The idea for this experiment came to me in 2002 in my studio when I saw two Foucault pendulums hanging from the same concrete ceiling, their rotations remaining perfectly synchronous for a whole month. They had been doing this for perhaps a year without me noticing. This couldn’t have happened by chance, so what was the law that made them rotate together?
So here was a triple experiment to synchronise the rotations of small Foucault pendulums swinging freely against the same wall, the aim being to discover what would happen between the 5 choices available when they were initially thrown in the same direction:
1) Anarchy: everyone goes their own way, ignoring the other.
Or
2) Love: they synchronise their rotations and always oscillate on the same parallel plane.
Or
3) Dictatorship: they start to oscillate in the same plane, then the heaviest one kills the other by successive phases and phase shifts.
Or
4) Cold war: they choose the plane of oscillation most opposed to the other (90° for 2 pendulums, 120° for 3 pendulums) and maintain it indefinitely.
Or else…
5) … There’s something else we’re going to have to find out.

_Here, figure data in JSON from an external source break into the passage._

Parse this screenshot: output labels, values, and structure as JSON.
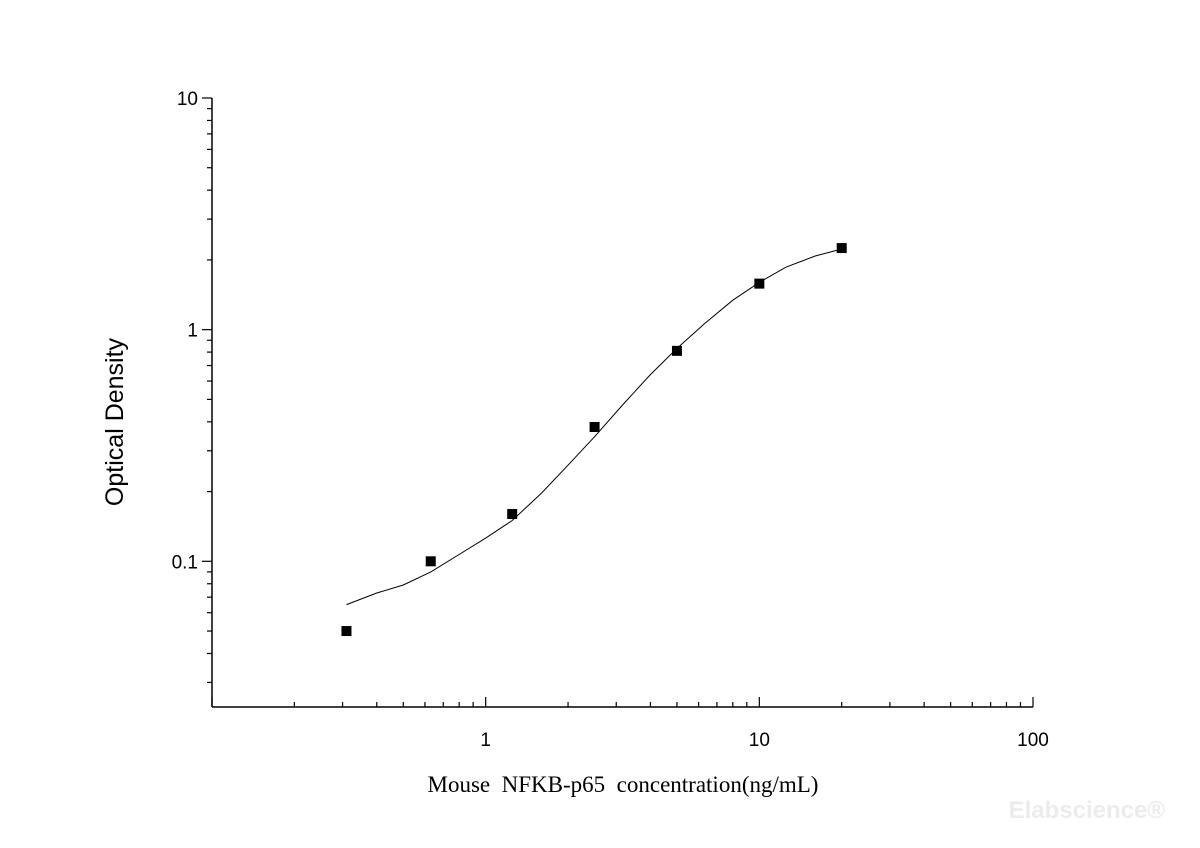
{
  "chart_data": {
    "type": "scatter",
    "title": "",
    "xlabel": "Mouse  NFKB-p65  concentration(ng/mL)",
    "ylabel": "Optical Density",
    "x_scale": "log",
    "y_scale": "log",
    "xlim": [
      0.1,
      100
    ],
    "ylim": [
      0.0235,
      10
    ],
    "x_ticks": [
      1,
      10,
      100
    ],
    "x_tick_labels": [
      "1",
      "10",
      "100"
    ],
    "y_ticks": [
      0.1,
      1,
      10
    ],
    "y_tick_labels": [
      "0.1",
      "1",
      "10"
    ],
    "grid": false,
    "series": [
      {
        "kind": "points",
        "marker": "square",
        "color": "#000000",
        "x": [
          0.31,
          0.63,
          1.25,
          2.5,
          5,
          10,
          20
        ],
        "y": [
          0.05,
          0.1,
          0.16,
          0.38,
          0.81,
          1.58,
          2.25
        ]
      },
      {
        "kind": "fit_line",
        "color": "#000000",
        "x": [
          0.31,
          0.4,
          0.5,
          0.63,
          0.8,
          1.0,
          1.25,
          1.6,
          2.0,
          2.5,
          3.2,
          4.0,
          5.0,
          6.3,
          8.0,
          10,
          12.5,
          16,
          20
        ],
        "y": [
          0.065,
          0.073,
          0.079,
          0.09,
          0.107,
          0.126,
          0.15,
          0.197,
          0.26,
          0.345,
          0.48,
          0.64,
          0.83,
          1.06,
          1.34,
          1.6,
          1.86,
          2.08,
          2.23
        ]
      }
    ]
  },
  "watermark": "Elabscience®"
}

Experiment n°1, December 2023
This experiment was not as pure as I would have liked because there was also the miniFoucault oscillating at the same time in the same room and the three pendulums tested were barely adjusted. Why on earth not set them better before? Simply because it would have taken me a month per pendulum to do it properly and I don’t have three months to waste. Anyway, the experiment went like this.
The experiment went like this, with a 15-second video capture taken automatically every hour for a fortnight:
Test 1: pendulum 1 & pendulum 3
Test 2: pendulum 1 & pendulum 2
Test 3: pendulum 2 & pendulum 3
Pendulum 1 (left) weighs around 10 kg for a period of one second.
Pendulum 2 (centre) weighs about 3 kg for a period of 0.88 seconds.
Pendulum 3 (right) weighs about 6 kg for a period of one second.
3 Raspberries, 1 Mac, a Siemens Logo as orchestra conductor. Behind the scenes: a real mess…

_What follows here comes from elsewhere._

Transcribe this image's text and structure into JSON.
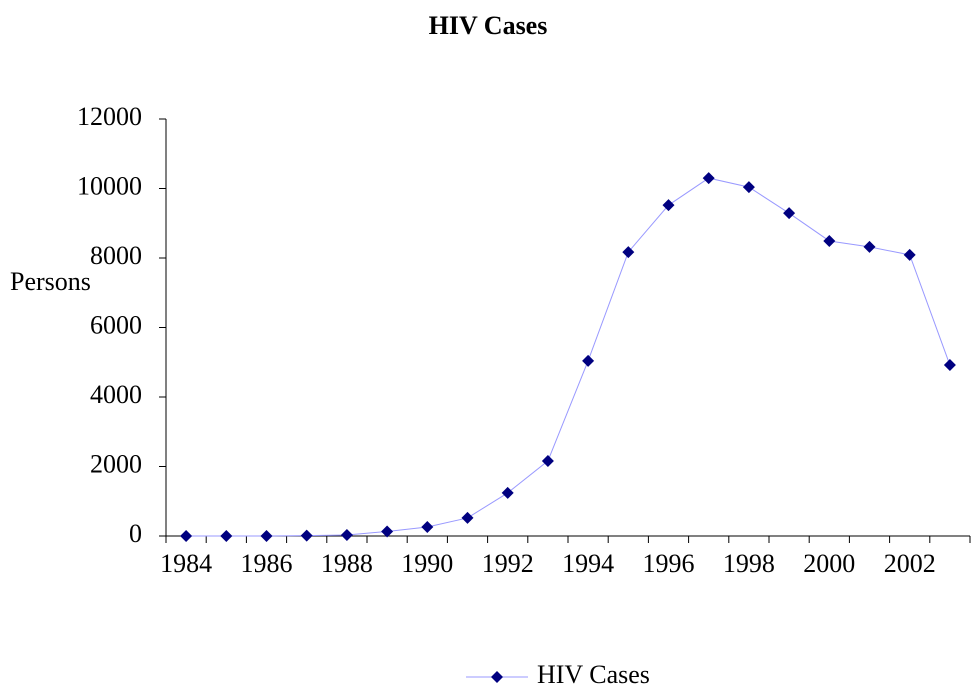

The result was a bit of a cold war, with the planes of their rotations each moving as far away from the other as possible before stabilising their rotational speeds. So it was time for a real experiment, with two cameras taking photos. One of them took a photo at the end of each rotation of pendulum n°3 and recorded the time of revolution on the digital clock. The other took a long exposure photo every hour, showing the direction of oscillation of each of the pendulums.
Experiment 2, from 31 December to 11 January.
3 January: launch of the 3 pendulums, all in the same direction.
7 January: first results… Pendulum 2 is 30° behind and pendulum 1 is 55° behind. These differences have been stable for 2 days. The rotation time of the 3 pendulums is the same for all.
8 January: production of an “angle trirapporteur” to show the different angles of oscillation of the 3 pendulums as a function of their rotation. It’s not exactly the kind of measuring instrument you’d find in a shop, but it’s very practical!

Based on the following drawing:

…and used in the following way. Sorry Apple, sorry so…

Conclusions to 11 January 2024:
Yes, the 3 clocks influence each other. They synchronise their rotations, shift a little and never leave their respective places. Two tiny but constant forces (Coriolis and a few tiny bends in a wall) interact, while other much larger forces such as the multiple air currents in my workshop have no effect.
The times for each half-rotation were:
14.17 / 14.59 / 14.54 / 14.31 / 14.53 / 14.09 / 15.35 / 14.35 / 14.19 / 15.57 / 15.01 / 16.09 / 14.54
Moral of the experiment: it’s not anarchy, love, dictatorship or the Cold War, but rather the story of an old couple who never meet.
Shift in the plane of rotation after 10 days: 61° for pendulum n°1 and 13° for pendulum n°2

Experiment 3: from 11 to 17 January, repetition of experiment 2 for confirmation.
11 January: launch of the 3 pendulums, all in the same direction.
13 December: first results… Pendulum 2 is 14° behind and pendulum 1 is 27° behind. We are moving towards the same result as experiment 2.

15 December: Pendulum 2 lags 26° and pendulum 1 lags 59°.

The times of each half-rotation were
14.33/ 14.39 / 15.25 / 14.49 / 15.22 / 14.45 / 14.34 / 15.21 / 13.45
The experiment was completed on 27 January and the measuring equipment dismantled to make way for the forthcoming Bravais pendulum.